Original research and proprietary data were integrated into campaigns to strengthen trust signals.

Actions included:

  • Digital PR campaigns built around proprietary insights
  • Structured deployment of reviews and recognition badges
  • Active review acquisition strategy
  • Clear display of certifications and trust markers

These signals improved recognition inside LLM outputs as a reliable source.

4. AI-compatible pricing tool

A new AI-readable pricing tool was developed.

Unlike traditional form-based calculators, this version allowed LLM systems to interpret pricing logic. AI users could receive price indications directly within AI search environments.

This made the service not only discoverable, but functionally usable inside AI tools.

Execution

Execution took place over two years within a structured SEO for AI experiment.

Phase 1: Technical restructuring
Phase 2: Content rewriting and structural clarity
Phase 3: Authority amplification via data and PR insights from Rankshift
Phase 4: Conversion tool redevelopment for AI compatibility
Phase 5: Scaling visibility and experimentation

Long-term scalability initiatives included:

  • Preparing a Reddit engagement strategy based on the Rankshift citation analysis module
  • Developing API feeds for live pricing and service data
  • Adding crawlable tables to improve machine readability
  • Connecting publications directly to relevant service pages

Each layer reinforced discoverability, trust and usability inside AI systems.

Measurement framework

Performance was tracked across five pillars:

1. Revenue attribution

Direct monthly revenue attributable to AI search environments.

2. Conversion performance

Structural conversion rate and comparison to industry benchmarks.

3. AI visibility footprint

Visibility growth across 189 high-priority moving industry search terms, clearly visualized using Rankshift.

4. National presence

Geographic visibility expansion beyond Amsterdam.

5. Recognition and industry validation

This was externally validated by winning the Dutch Search Award for Best Generative Engine Optimization Campaign in 2025.

The framework connected AI visibility directly to measurable business growth.

Results

Revenue and growth

  • 44 percent revenue growth over two years
  • Substantial recurring monthly revenue directly attributable to AI search
  • 92 percent growth in conversion rate
  • Conversion rate structurally more than 10 percent above industry average

AI visibility

  • 79 percent visibility increase across 189 strategic search terms
  • Structural visibility in ChatGPT, Google Gemini, Perplexity, Copilot, Google AI Overviews and Mistral AI
  • Transition from strong Amsterdam presence to consistent national coverage

Student Verhuis Service became the first mover in its category to generate measurable income via AI search tools.

Why it worked

Several structural advantages explain the outcome:

  • Early investment while competitors focused solely on Google
  • Technical accessibility that allowed AI systems to interpret core tools
  • Clear, structured content built for extraction
  • Proprietary data that strengthened authority recognition
  • Functional AI usability via the pricing tool

This was not visibility layered on top of SEO. It was infrastructure designed for LLM environments.

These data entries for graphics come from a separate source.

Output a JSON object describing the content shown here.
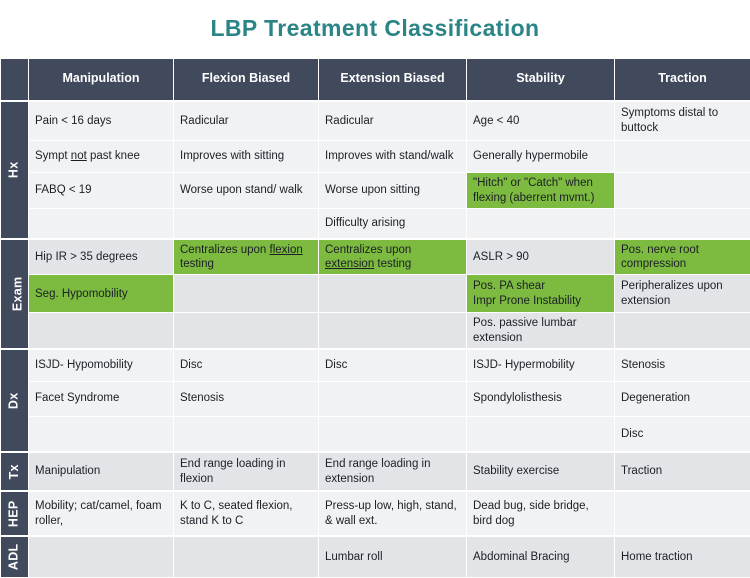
{
  "title": "LBP Treatment Classification",
  "colors": {
    "title_teal": "#2b8486",
    "header_navy": "#404a5c",
    "highlight_green": "#7cba40"
  },
  "table": {
    "columns": [
      "Manipulation",
      "Flexion Biased",
      "Extension Biased",
      "Stability",
      "Traction"
    ],
    "sections": [
      {
        "label": "Hx",
        "rows": [
          [
            {
              "text": "Pain < 16 days"
            },
            {
              "text": "Radicular"
            },
            {
              "text": "Radicular"
            },
            {
              "text": "Age < 40"
            },
            {
              "text": "Symptoms distal to buttock"
            }
          ],
          [
            {
              "segments": [
                {
                  "t": "Sympt "
                },
                {
                  "t": "not",
                  "u": true
                },
                {
                  "t": " past knee"
                }
              ]
            },
            {
              "text": "Improves with sitting"
            },
            {
              "text": "Improves with stand/walk"
            },
            {
              "text": "Generally hypermobile"
            },
            {
              "text": ""
            }
          ],
          [
            {
              "text": "FABQ < 19"
            },
            {
              "text": "Worse upon stand/ walk"
            },
            {
              "text": "Worse upon sitting"
            },
            {
              "text": "\"Hitch\" or \"Catch\" when flexing (aberrent mvmt.)",
              "green": true
            },
            {
              "text": ""
            }
          ],
          [
            {
              "text": ""
            },
            {
              "text": ""
            },
            {
              "text": "Difficulty arising"
            },
            {
              "text": ""
            },
            {
              "text": ""
            }
          ]
        ]
      },
      {
        "label": "Exam",
        "rows": [
          [
            {
              "text": "Hip IR > 35 degrees"
            },
            {
              "segments": [
                {
                  "t": "Centralizes upon "
                },
                {
                  "t": "flexion",
                  "u": true
                },
                {
                  "t": " testing"
                }
              ],
              "green": true
            },
            {
              "segments": [
                {
                  "t": "Centralizes upon "
                },
                {
                  "t": "extension",
                  "u": true
                },
                {
                  "t": " testing"
                }
              ],
              "green": true
            },
            {
              "text": "ASLR > 90"
            },
            {
              "text": "Pos. nerve root compression",
              "green": true
            }
          ],
          [
            {
              "text": "Seg. Hypomobility",
              "green": true
            },
            {
              "text": ""
            },
            {
              "text": ""
            },
            {
              "lines": [
                "Pos. PA shear",
                "Impr Prone Instability"
              ],
              "green": true
            },
            {
              "text": "Peripheralizes upon extension"
            }
          ],
          [
            {
              "text": ""
            },
            {
              "text": ""
            },
            {
              "text": ""
            },
            {
              "text": "Pos. passive lumbar extension"
            },
            {
              "text": ""
            }
          ]
        ]
      },
      {
        "label": "Dx",
        "rows": [
          [
            {
              "text": "ISJD- Hypomobility"
            },
            {
              "text": "Disc"
            },
            {
              "text": "Disc"
            },
            {
              "text": "ISJD- Hypermobility"
            },
            {
              "text": "Stenosis"
            }
          ],
          [
            {
              "text": "Facet Syndrome"
            },
            {
              "text": "Stenosis"
            },
            {
              "text": ""
            },
            {
              "text": "Spondylolisthesis"
            },
            {
              "text": "Degeneration"
            }
          ],
          [
            {
              "text": ""
            },
            {
              "text": ""
            },
            {
              "text": ""
            },
            {
              "text": ""
            },
            {
              "text": "Disc"
            }
          ]
        ]
      },
      {
        "label": "Tx",
        "rows": [
          [
            {
              "text": "Manipulation"
            },
            {
              "text": "End range loading in flexion"
            },
            {
              "text": "End range loading in extension"
            },
            {
              "text": "Stability exercise"
            },
            {
              "text": "Traction"
            }
          ]
        ]
      },
      {
        "label": "HEP",
        "rows": [
          [
            {
              "text": "Mobility; cat/camel, foam roller,"
            },
            {
              "text": "K to C, seated flexion, stand K to C"
            },
            {
              "text": "Press-up low, high, stand, & wall ext."
            },
            {
              "text": "Dead bug, side bridge, bird dog"
            },
            {
              "text": ""
            }
          ]
        ]
      },
      {
        "label": "ADL",
        "rows": [
          [
            {
              "text": ""
            },
            {
              "text": ""
            },
            {
              "text": "Lumbar roll"
            },
            {
              "text": "Abdominal Bracing"
            },
            {
              "text": "Home traction"
            }
          ]
        ]
      }
    ]
  }
}
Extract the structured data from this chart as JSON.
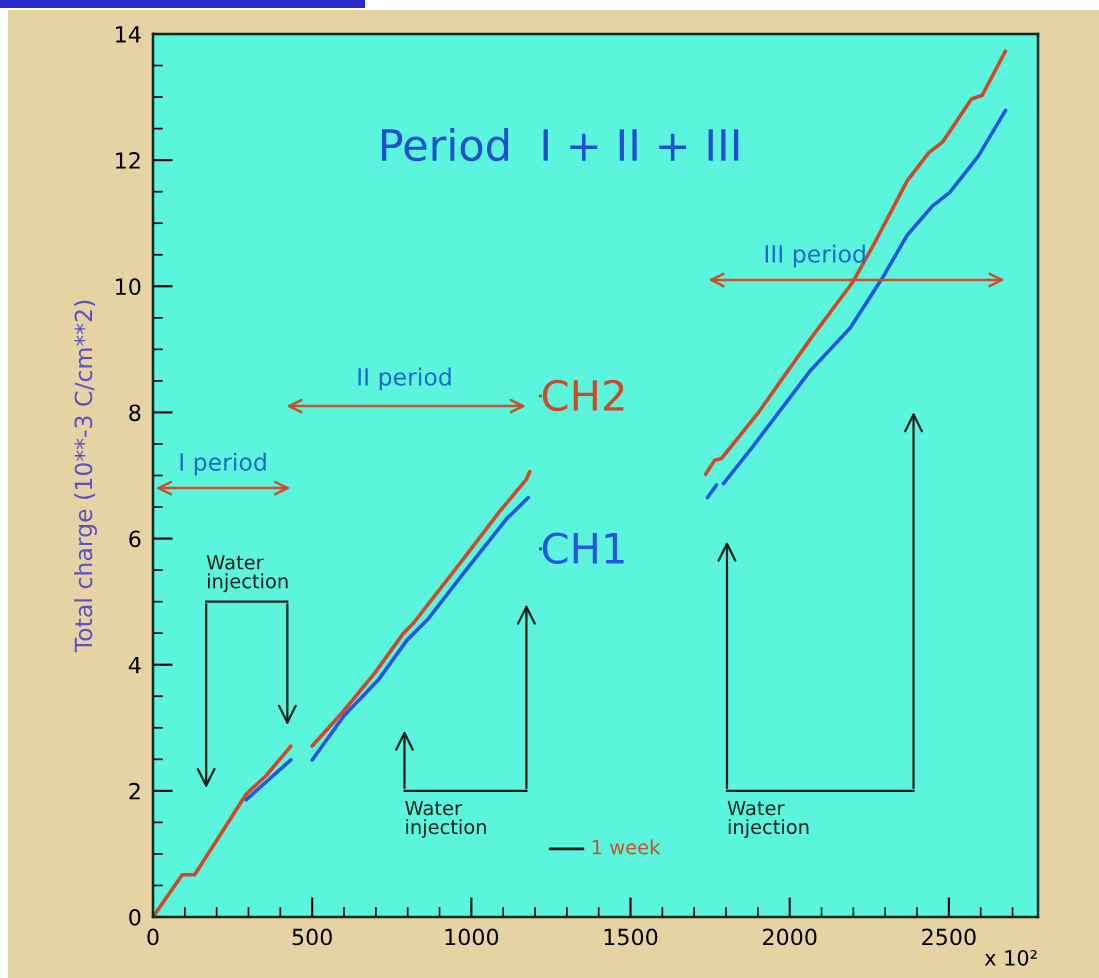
{
  "chart_data": {
    "type": "line",
    "title": "Period  I + II + III",
    "ylabel": "Total charge (10**-3 C/cm**2)",
    "xlabel": "x 10²",
    "xlim": [
      0,
      2780
    ],
    "xticks": [
      0,
      500,
      1000,
      1500,
      2000,
      2500
    ],
    "ylim": [
      0,
      14
    ],
    "yticks": [
      0,
      2,
      4,
      6,
      8,
      10,
      12,
      14
    ],
    "grid": false,
    "legend": "center",
    "marker": "none",
    "line_style": "solid",
    "series": [
      {
        "name": "CH2",
        "color": "#d0482a",
        "x": [
          0,
          92,
          131,
          293,
          355,
          433,
          null,
          500,
          596,
          697,
          787,
          820,
          977,
          1089,
          1173,
          1183,
          null,
          1736,
          1764,
          1786,
          1899,
          2066,
          2200,
          2268,
          2369,
          2437,
          2481,
          2571,
          2605,
          2678
        ],
        "values": [
          0,
          0.67,
          0.67,
          1.95,
          2.24,
          2.71,
          null,
          2.71,
          3.25,
          3.87,
          4.5,
          4.67,
          5.69,
          6.43,
          6.94,
          7.06,
          null,
          7.02,
          7.24,
          7.27,
          7.98,
          9.17,
          10.08,
          10.7,
          11.67,
          12.12,
          12.29,
          12.97,
          13.03,
          13.73
        ]
      },
      {
        "name": "CH1",
        "color": "#2456e0",
        "x": [
          293,
          355,
          433,
          null,
          500,
          600,
          708,
          798,
          865,
          977,
          1112,
          1179,
          null,
          1742,
          1770,
          null,
          1792,
          1886,
          2066,
          2190,
          2291,
          2369,
          2448,
          2503,
          2592,
          2678
        ],
        "values": [
          1.86,
          2.14,
          2.49,
          null,
          2.49,
          3.19,
          3.76,
          4.39,
          4.73,
          5.46,
          6.32,
          6.65,
          null,
          6.65,
          6.85,
          null,
          6.87,
          7.47,
          8.67,
          9.34,
          10.13,
          10.81,
          11.27,
          11.49,
          12.06,
          12.79
        ]
      }
    ],
    "annotations": [
      "I period",
      "II period",
      "III period",
      "Water\ninjection",
      "Water\ninjection",
      "Water\ninjection",
      "1 week"
    ]
  }
}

Lessons and optimization opportunities

1. Technical accessibility is foundational

If AI systems cannot interpret tools and pricing logic, they cannot recommend them.

2. Authority signals amplify inclusion

Research, reviews and recognitions influence how AI models prioritize brands.

3. Functional usability matters

Being mentioned is valuable. Being operable inside AI environments is transformative.

4. Early experimentation compounds

Two years of structured experimentation created a durable advantage.

5. API-level integration is the next frontier

Direct data feeds and structured tables will likely become increasingly important for AI agent retrieval.

The core takeaway: AI search can drive measurable revenue when technical infrastructure, content structure and authority signals are aligned.